O Ministério Público acusa Saíde Ali Abdala de ter sido o autor dos disparos que mataram o então edil de Nampula, Mahamudo Amurane, na noite de 4 de Outubro de 2017. Ainda de acordo com a acusação, o indiciado agiu em concertação com Zainal Satar, empresário do ramo de construção civil. Os dois foram os últimos a manter contacto com o finado.
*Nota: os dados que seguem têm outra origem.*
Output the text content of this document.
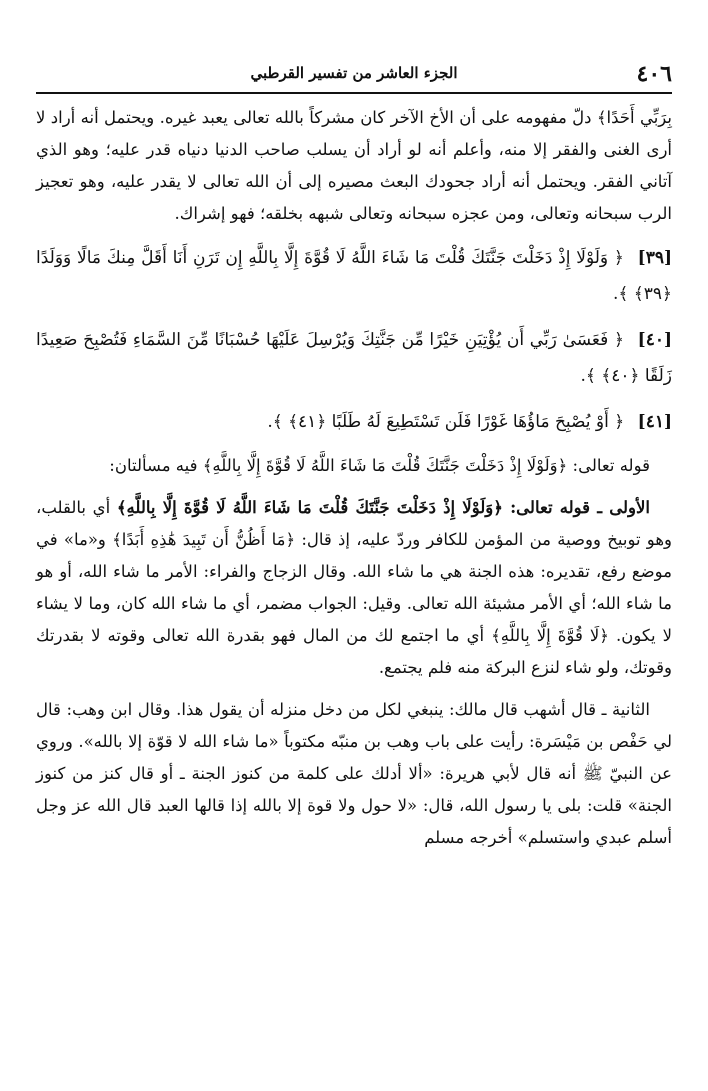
٤٠٦
الجزء العاشر من تفسير القرطبي

بِرَبِّي أَحَدًا﴾ دلّ مفهومه على أن الأخ الآخر كان مشركاً بالله تعالى يعبد غيره. ويحتمل أنه أراد لا أرى الغنى والفقر إلا منه، وأعلم أنه لو أراد أن يسلب صاحب الدنيا دنياه قدر عليه؛ وهو الذي آتاني الفقر. ويحتمل أنه أراد جحودك البعث مصيره إلى أن الله تعالى لا يقدر عليه، وهو تعجيز الرب سبحانه وتعالى، ومن عجزه سبحانه وتعالى شبهه بخلقه؛ فهو إشراك.

[٣٩] ﴿ وَلَوْلَا إِذْ دَخَلْتَ جَنَّتَكَ قُلْتَ مَا شَاءَ اللَّهُ لَا قُوَّةَ إِلَّا بِاللَّهِ إِن تَرَنِ أَنَا أَقَلَّ مِنكَ مَالًا وَوَلَدًا ﴿٣٩﴾ ﴾.

[٤٠] ﴿ فَعَسَىٰ رَبِّي أَن يُؤْتِيَنِ خَيْرًا مِّن جَنَّتِكَ وَيُرْسِلَ عَلَيْهَا حُسْبَانًا مِّنَ السَّمَاءِ فَتُصْبِحَ صَعِيدًا زَلَقًا ﴿٤٠﴾ ﴾.

[٤١] ﴿ أَوْ يُصْبِحَ مَاؤُهَا غَوْرًا فَلَن تَسْتَطِيعَ لَهُ طَلَبًا ﴿٤١﴾ ﴾.

قوله تعالى: ﴿وَلَوْلَا إِذْ دَخَلْتَ جَنَّتَكَ قُلْتَ مَا شَاءَ اللَّهُ لَا قُوَّةَ إِلَّا بِاللَّهِ﴾ فيه مسألتان:

الأولى ـ قوله تعالى: ﴿وَلَوْلَا إِذْ دَخَلْتَ جَنَّتَكَ قُلْتَ مَا شَاءَ اللَّهُ لَا قُوَّةَ إِلَّا بِاللَّهِ﴾ أي بالقلب، وهو توبيخ ووصية من المؤمن للكافر وردّ عليه، إذ قال: ﴿مَا أَظُنُّ أَن تَبِيدَ هَٰذِهِ أَبَدًا﴾ و«ما» في موضع رفع، تقديره: هذه الجنة هي ما شاء الله. وقال الزجاج والفراء: الأمر ما شاء الله، أو هو ما شاء الله؛ أي الأمر مشيئة الله تعالى. وقيل: الجواب مضمر، أي ما شاء الله كان، وما لا يشاء لا يكون. ﴿لَا قُوَّةَ إِلَّا بِاللَّهِ﴾ أي ما اجتمع لك من المال فهو بقدرة الله تعالى وقوته لا بقدرتك وقوتك، ولو شاء لنزع البركة منه فلم يجتمع.

الثانية ـ قال أشهب قال مالك: ينبغي لكل من دخل منزله أن يقول هذا. وقال ابن وهب: قال لي حَفْص بن مَيْسَرة: رأيت على باب وهب بن منبّه مكتوباً «ما شاء الله لا قوّة إلا بالله». وروي عن النبيّ ﷺ أنه قال لأبي هريرة: «ألا أدلك على كلمة من كنوز الجنة ـ أو قال كنز من كنوز الجنة» قلت: بلى يا رسول الله، قال: «لا حول ولا قوة إلا بالله إذا قالها العبد قال الله عز وجل أسلم عبدي واستسلم» أخرجه مسلم
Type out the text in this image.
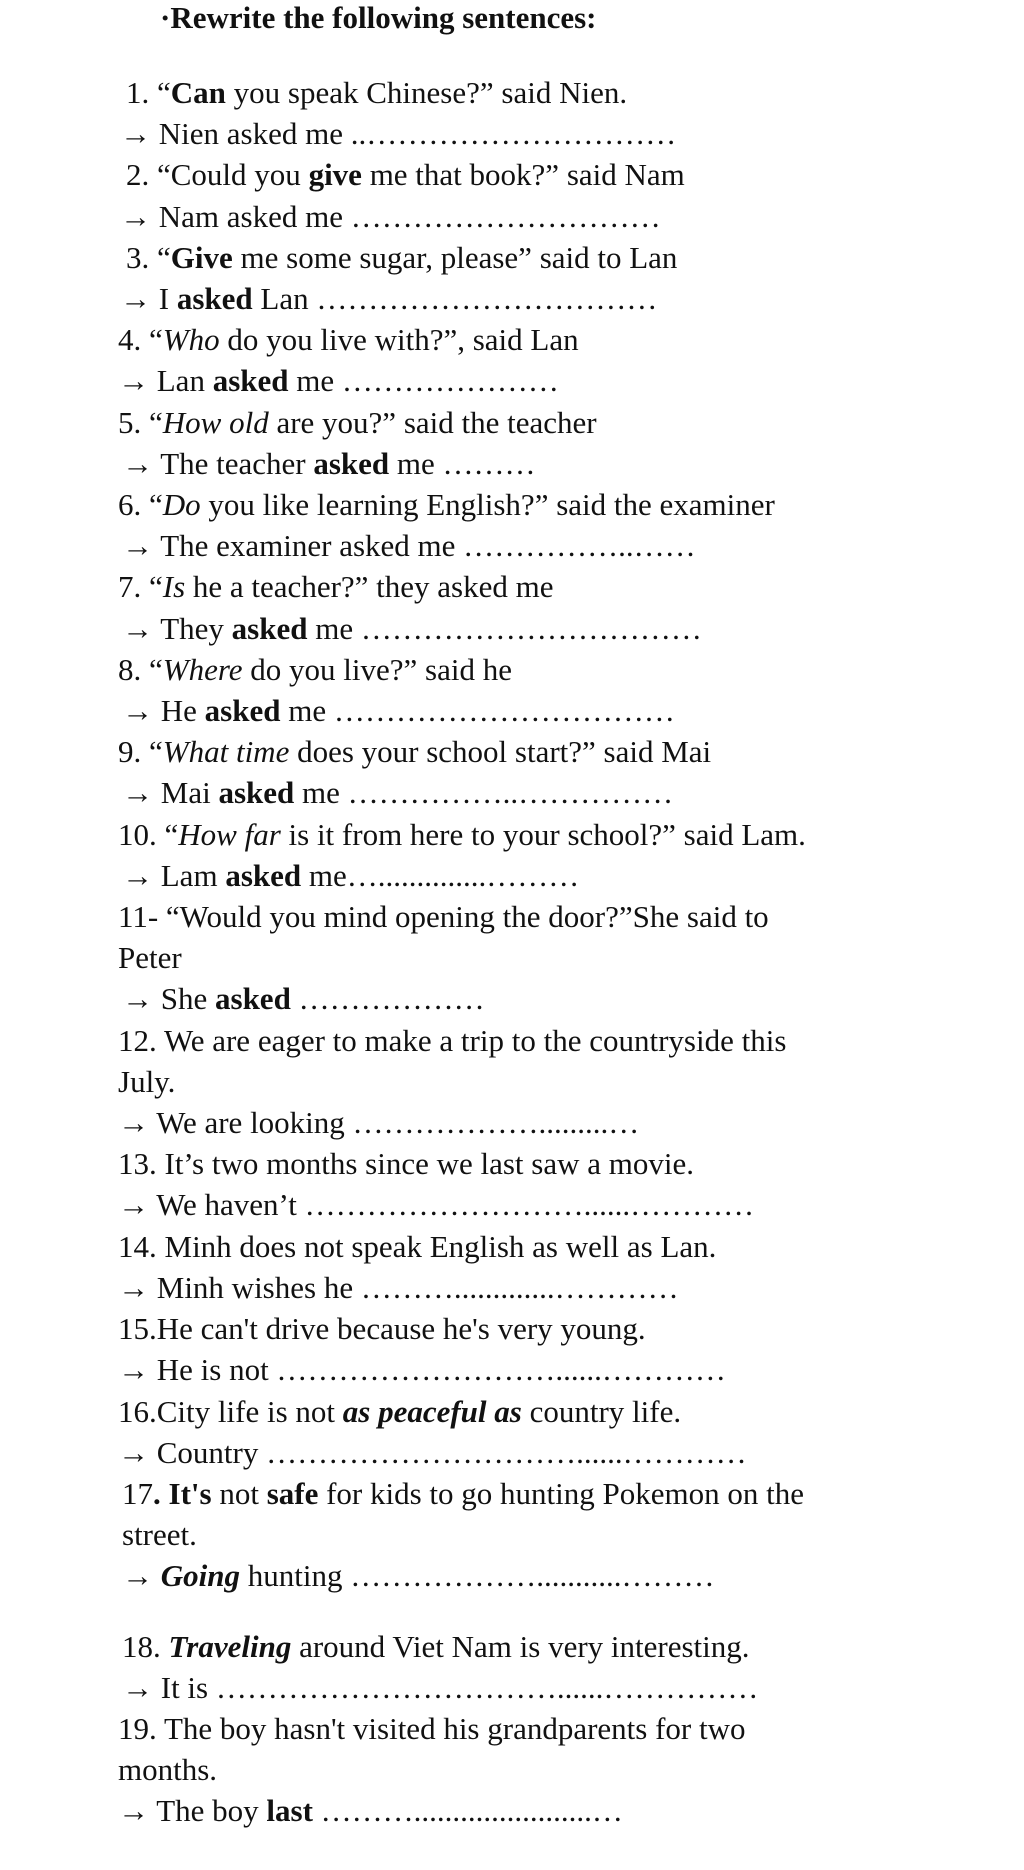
·Rewrite the following sentences:
1. “Can you speak Chinese?” said Nien.
→ Nien asked me ..…………………………
2. “Could you give me that book?” said Nam
→ Nam asked me …………………………
3. “Give me some sugar, please” said to Lan
→ I asked Lan ……………………………
4. “Who do you live with?”, said Lan
→ Lan asked me …………………
5. “How old are you?” said the teacher
→ The teacher asked me ………
6. “Do you like learning English?” said the examiner
→ The examiner asked me ……………..……
7. “Is he a teacher?” they asked me
→ They asked me ……………………………
8. “Where do you live?” said he
→ He asked me ……………………………
9. “What time does your school start?” said Mai
→ Mai asked me ……………..……………
10. “How far is it from here to your school?” said Lam.
→ Lam asked me…..............………
11- “Would you mind opening the door?”She said to
Peter
→ She asked ………………
12. We are eager to make a trip to the countryside this
July.
→ We are looking ……………….........…
13. It’s two months since we last saw a movie.
→ We haven’t ………………………......…………
14. Minh does not speak English as well as Lan.
→ Minh wishes he ……….............…………
15.He can't drive because he's very young.
→ He is not ………………………......…………
16.City life is not as peaceful as country life.
→ Country …………………………......…………
17. It's not safe for kids to go hunting Pokemon on the
street.
→ Going hunting ………………...........………
18. Traveling around Viet Nam is very interesting.
→ It is ……………………………......……………
19. The boy hasn't visited his grandparents for two
months.
→ The boy last ……….......................…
Quatro meses para completar cinco anos, eis que o Tribunal Judicial da Província de Nampula começa verdadeiramente o julgamento do chamado “caso Amurane”, para desvendar a incógnita em torno da morte do edil que aconteceu em plena celebração do Dia da Paz.

Em ciências policiais, ensina-se que não há crime perfeito, mas a ciência jurídico-criminal diz que o tempo é o grande inimigo das provas. Seja o que for, o facto é que dois arguidos estão no banco dos réus no Tribunal Judicial da Província de Nampula, indiciados do assassinato do então edil de Nampula, Mahamudo Amurane, na noite de 4 de Outubro de 2017.

De acordo com a acusação do Ministério Público, lida na secção desta quarta-feira, Saíde Ali Abdala era vereador de Feiras e Mercados e teve um desentendimento com o seu chefe Mahamudo Amurane, quando tentou, à revelia, ceder um espaço bem localizado no centro da cidade a um cidadão identificado nos autos por Satar.

“Foi então que o malogrado se apercebeu das atitudes do arguido Saíde Ali. Como consequência, o malogrado, no mês de Agosto de 2017, retirou os poderes ao arguido Saíde Ali, atinentes à assinatura de memorandos de entendimento, passando estes a ser deliberados em colectivos. Desde então, a relação de amizade entre o malogrado e o arguido Saíde Ali deixou de ser de confiança. Inconformado com a retirada de certos poderes, o arguido Saíde Ali, amigo de longa data do arguido Zainal Abdina, empreiteiro com acesso à residência particular do malogrado, concertaram pôr término à vida do malogrado. Para o efeito, traçaram um plano que consistia em tirar o malogrado da casa oficial para um local onde pudesse ser fácil tirar-lhe a vida”, descreveu o procurador Cristóvão Muliaze, lendo a acusação do Ministério Público.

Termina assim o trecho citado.